Rodrigo Canani Medeiros

Publicado em

Sereno é o orvalho que da noite brota -lágrima terrunha a invadir distâncias que nas manhãs claras se eleva ao céu! Sereno é o homem, firme em suas botas, -respirando fundo, sofrenando ânsias que percebe um mundo sob o seu chapéu! Mente serena pra enxergar adiante e apontar os rumos pro andar de tantos, pra apertar o passo ou segurar o trote conforme avança essa tropeada grande. pra inspirar coragem de erguer paredes e abrir janelas para o sol entrar.
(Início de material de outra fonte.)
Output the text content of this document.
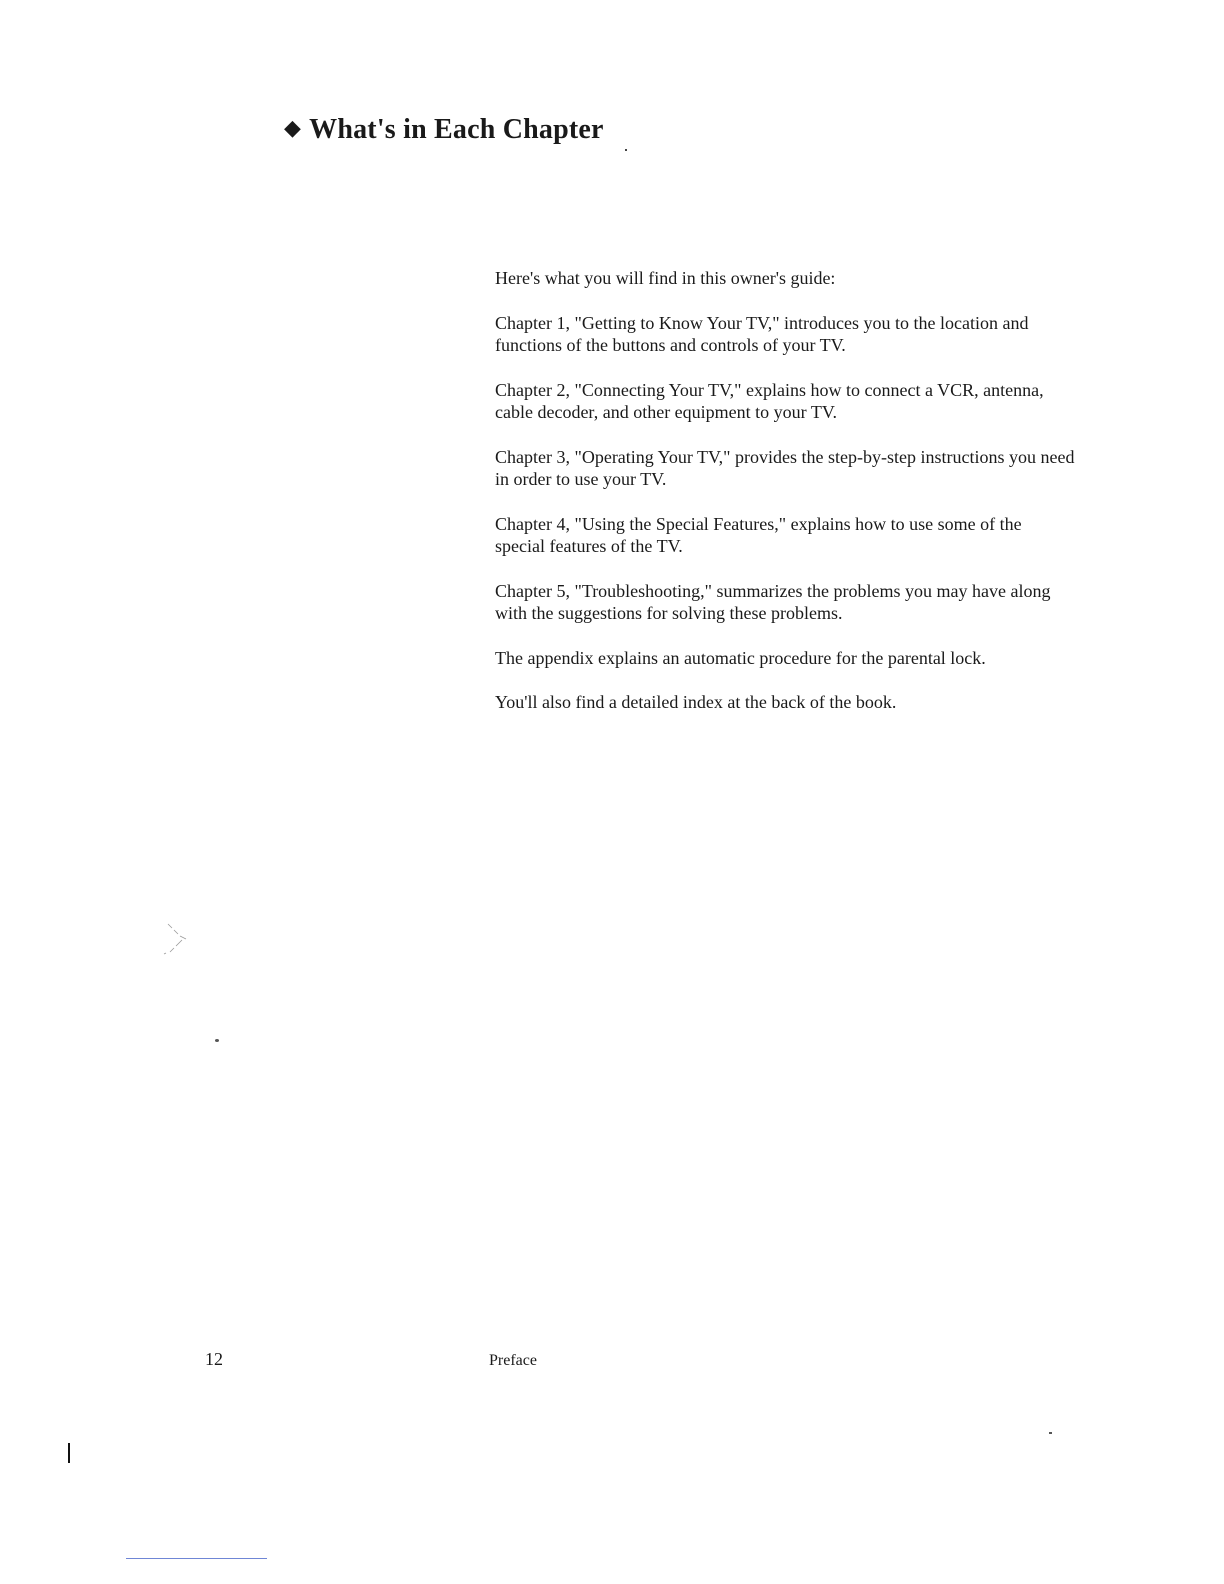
◆ What's in Each Chapter

Here's what you will find in this owner's guide:

Chapter 1, "Getting to Know Your TV," introduces you to the location and functions of the buttons and controls of your TV.

Chapter 2, "Connecting Your TV," explains how to connect a VCR, antenna, cable decoder, and other equipment to your TV.

Chapter 3, "Operating Your TV," provides the step-by-step instructions you need in order to use your TV.

Chapter 4, "Using the Special Features," explains how to use some of the special features of the TV.

Chapter 5, "Troubleshooting," summarizes the problems you may have along with the suggestions for solving these problems.

The appendix explains an automatic procedure for the parental lock.

You'll also find a detailed index at the back of the book.

12	Preface
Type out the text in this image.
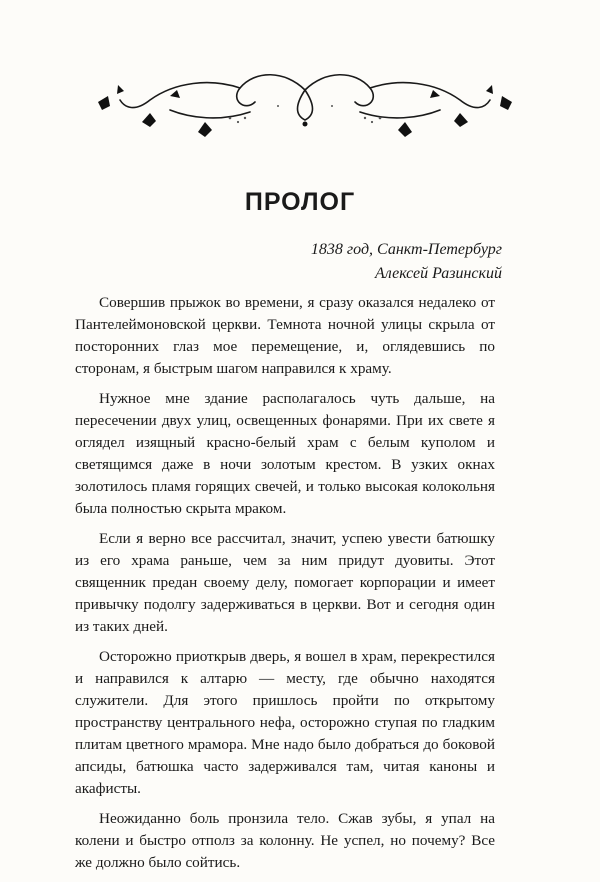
ПРОЛОГ
1838 год, Санкт-Петербург
Алексей Разинский

Совершив прыжок во времени, я сразу оказался недалеко от Пантелеймоновской церкви. Темнота ночной улицы скрыла от посторонних глаз мое перемещение, и, оглядевшись по сторонам, я быстрым шагом направился к храму.

Нужное мне здание располагалось чуть дальше, на пересечении двух улиц, освещенных фонарями. При их свете я оглядел изящный красно-белый храм с белым куполом и светящимся даже в ночи золотым крестом. В узких окнах золотилось пламя горящих свечей, и только высокая колокольня была полностью скрыта мраком.

Если я верно все рассчитал, значит, успею увести батюшку из его храма раньше, чем за ним придут дуовиты. Этот священник предан своему делу, помогает корпорации и имеет привычку подолгу задерживаться в церкви. Вот и сегодня один из таких дней.

Осторожно приоткрыв дверь, я вошел в храм, перекрестился и направился к алтарю — месту, где обычно находятся служители. Для этого пришлось пройти по открытому пространству центрального нефа, осторожно ступая по гладким плитам цветного мрамора. Мне надо было добраться до боковой апсиды, батюшка часто задерживался там, читая каноны и акафисты.

Неожиданно боль пронзила тело. Сжав зубы, я упал на колени и быстро отполз за колонну. Не успел, но почему? Все же должно было сойтись.
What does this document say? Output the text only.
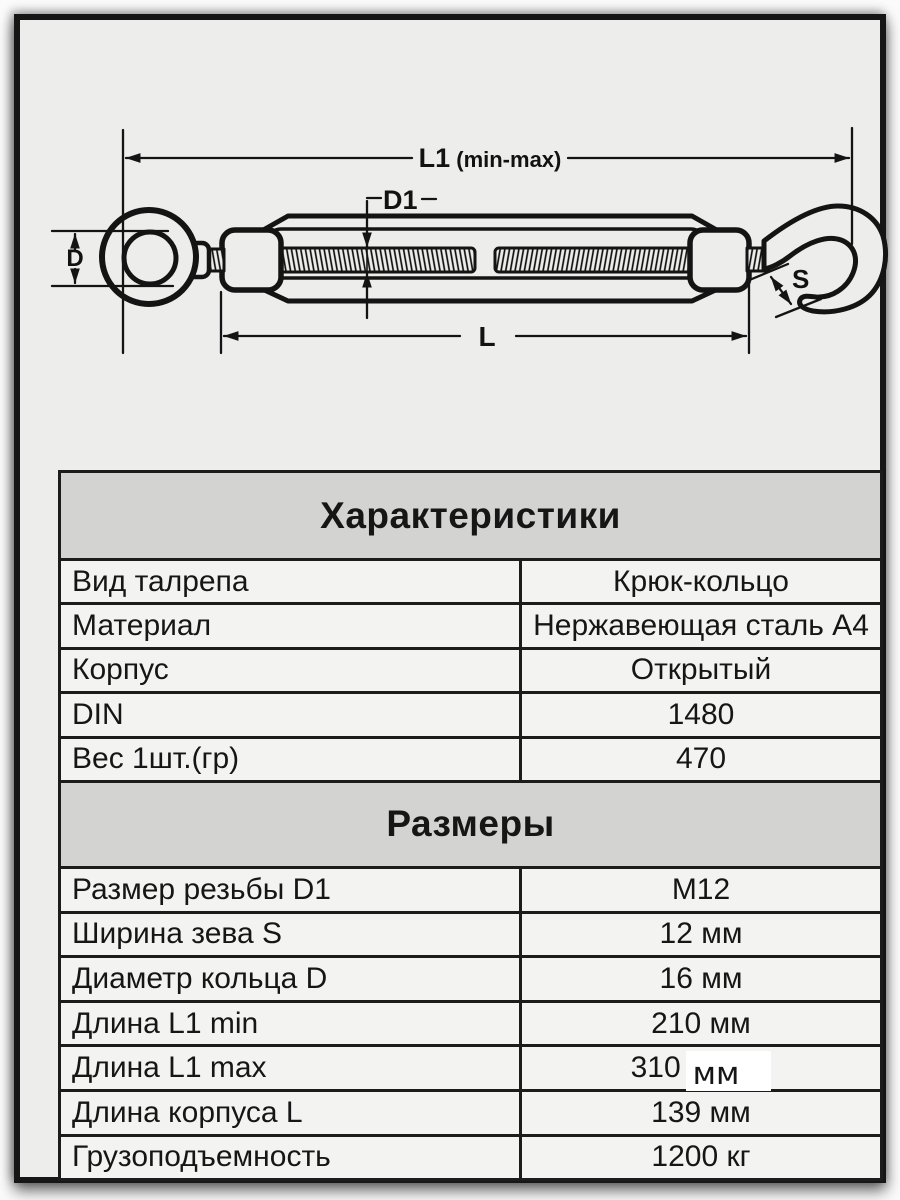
L1 (min-max)
D1
D
L
S
Характеристики
Вид талрепа	Крюк-кольцо
Материал	Нержавеющая сталь А4
Корпус	Открытый
DIN	1480
Вес 1шт.(гр)	470
Размеры
Размер резьбы D1	М12
Ширина зева S	12 мм
Диаметр кольца D	16 мм
Длина L1 min	210 мм
Длина L1 max	310 мм
Длина корпуса L	139 мм
Грузоподъемность	1200 кг
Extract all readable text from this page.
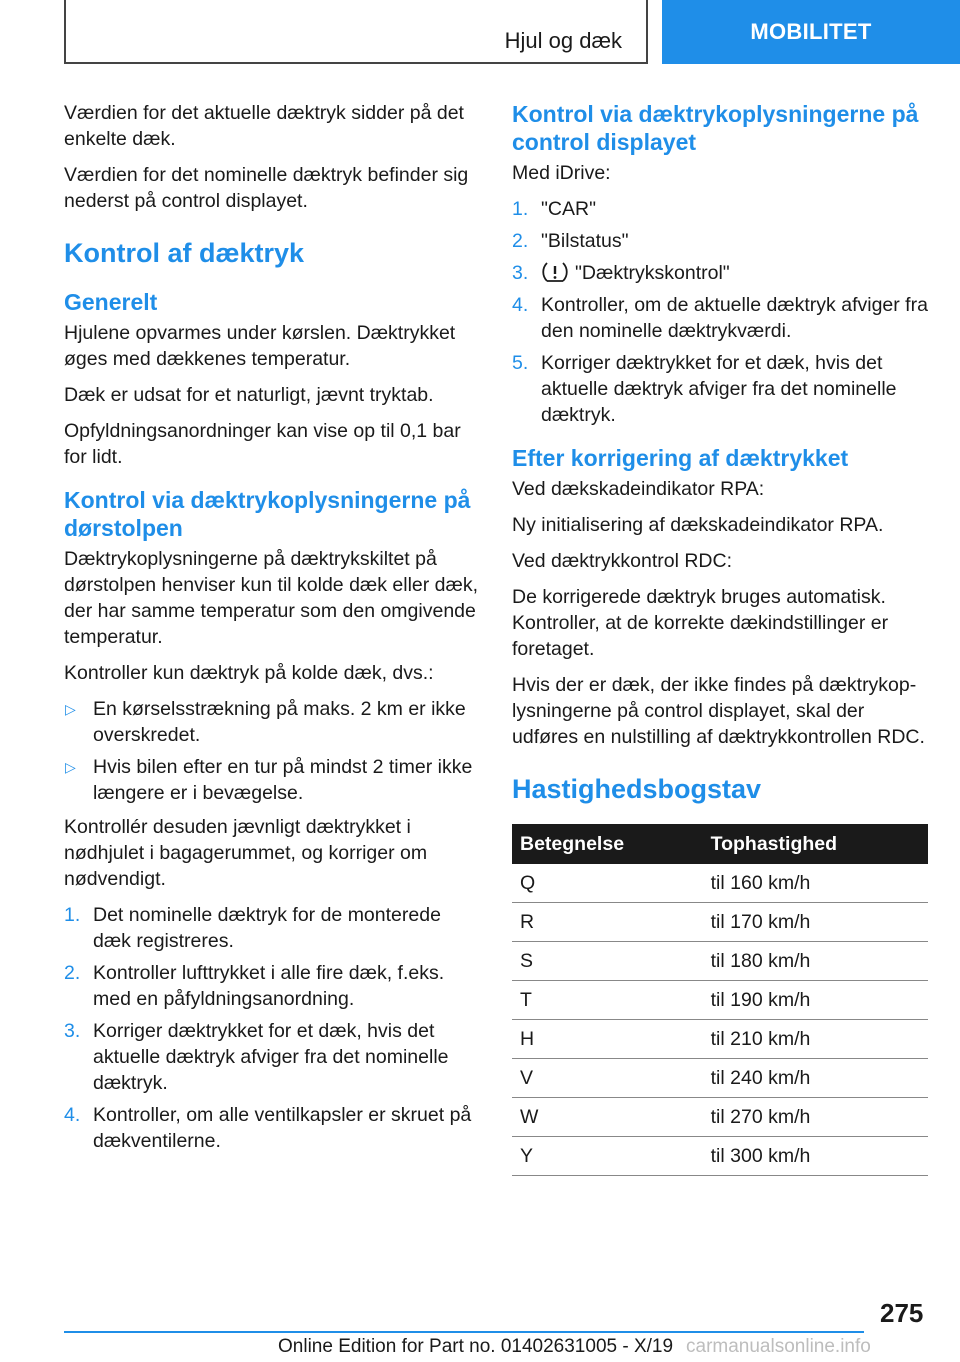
Hjul og dæk	MOBILITET

Værdien for det aktuelle dæktryk sidder på det enkelte dæk.

Værdien for det nominelle dæktryk befinder sig nederst på control displayet.

Kontrol af dæktryk
Generelt

Hjulene opvarmes under kørslen. Dæktrykket øges med dækkenes temperatur.

Dæk er udsat for et naturligt, jævnt tryktab.

Opfyldningsanordninger kan vise op til 0,1 bar for lidt.

Kontrol via dæktrykoplysningerne på dørstolpen

Dæktrykoplysningerne på dæktrykskiltet på dørstolpen henviser kun til kolde dæk eller dæk, der har samme temperatur som den omgivende temperatur.

Kontroller kun dæktryk på kolde dæk, dvs.:

▷ En kørselsstrækning på maks. 2 km er ikke overskredet.
▷ Hvis bilen efter en tur på mindst 2 timer ikke længere er i bevægelse.

Kontrollér desuden jævnligt dæktrykket i nødhjulet i bagagerummet, og korriger om nødvendigt.

1. Det nominelle dæktryk for de monterede dæk registreres.
2. Kontroller lufttrykket i alle fire dæk, f.eks. med en påfyldningsanordning.
3. Korriger dæktrykket for et dæk, hvis det aktuelle dæktryk afviger fra det nominelle dæktryk.
4. Kontroller, om alle ventilkapsler er skruet på dækventilerne.
Kontrol via dæktrykoplysningerne på control displayet

Med iDrive:

1. "CAR"
2. "Bilstatus"
3. "Dæktrykskontrol"
4. Kontroller, om de aktuelle dæktryk afviger fra den nominelle dæktrykværdi.
5. Korriger dæktrykket for et dæk, hvis det aktuelle dæktryk afviger fra det nominelle dæktryk.
Efter korrigering af dæktrykket

Ved dækskadeindikator RPA:

Ny initialisering af dækskadeindikator RPA.

Ved dæktrykkontrol RDC:

De korrigerede dæktryk bruges automatisk. Kontroller, at de korrekte dækindstillinger er foretaget.

Hvis der er dæk, der ikke findes på dæktrykoplysningerne på control displayet, skal der udføres en nulstilling af dæktrykkontrollen RDC.

Hastighedsbogstav
Betegnelse	Tophastighed
Q	til 160 km/h
R	til 170 km/h
S	til 180 km/h
T	til 190 km/h
H	til 210 km/h
V	til 240 km/h
W	til 270 km/h
Y	til 300 km/h
275
Online Edition for Part no. 01402631005 - X/19 carmanualsonline.info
Alma serena pra sentir profundo e compreender o outro em suas inquietudes, pra encontrar o brilho que amanhece azul pelo grão dos olhos daqueles que amamos. Pressentir perfumes, recordar sabores, e escutar acordes para além das notas... Um andar sereno pra encontrar sentido e aceitar os ciclos que se impõem severos, pra seguir em frente a semear sorrisos e colher afetos, mesmo em tempestades, pra aguentar os trancos da vida gineta que tironeia forte neste queixo duro. Sereno estou no meu matear solito, recorrendo às penas pra fugir das telas, sangrando garranchos pra largar das teclas. E assim prossigo, meio encarangado, a perceber matizes pelo breu das horas de um inverno longo, num catre silente. Sereno é o orvalho que da noite brota, rastros suaves de terrunhas lágrimas, que nas manhãs claras se eleva ao céu! Sereno é o homem, firme em suas botas, que escreve a história, campereando rimas, e que percebe um mundo sob o seu chapéu!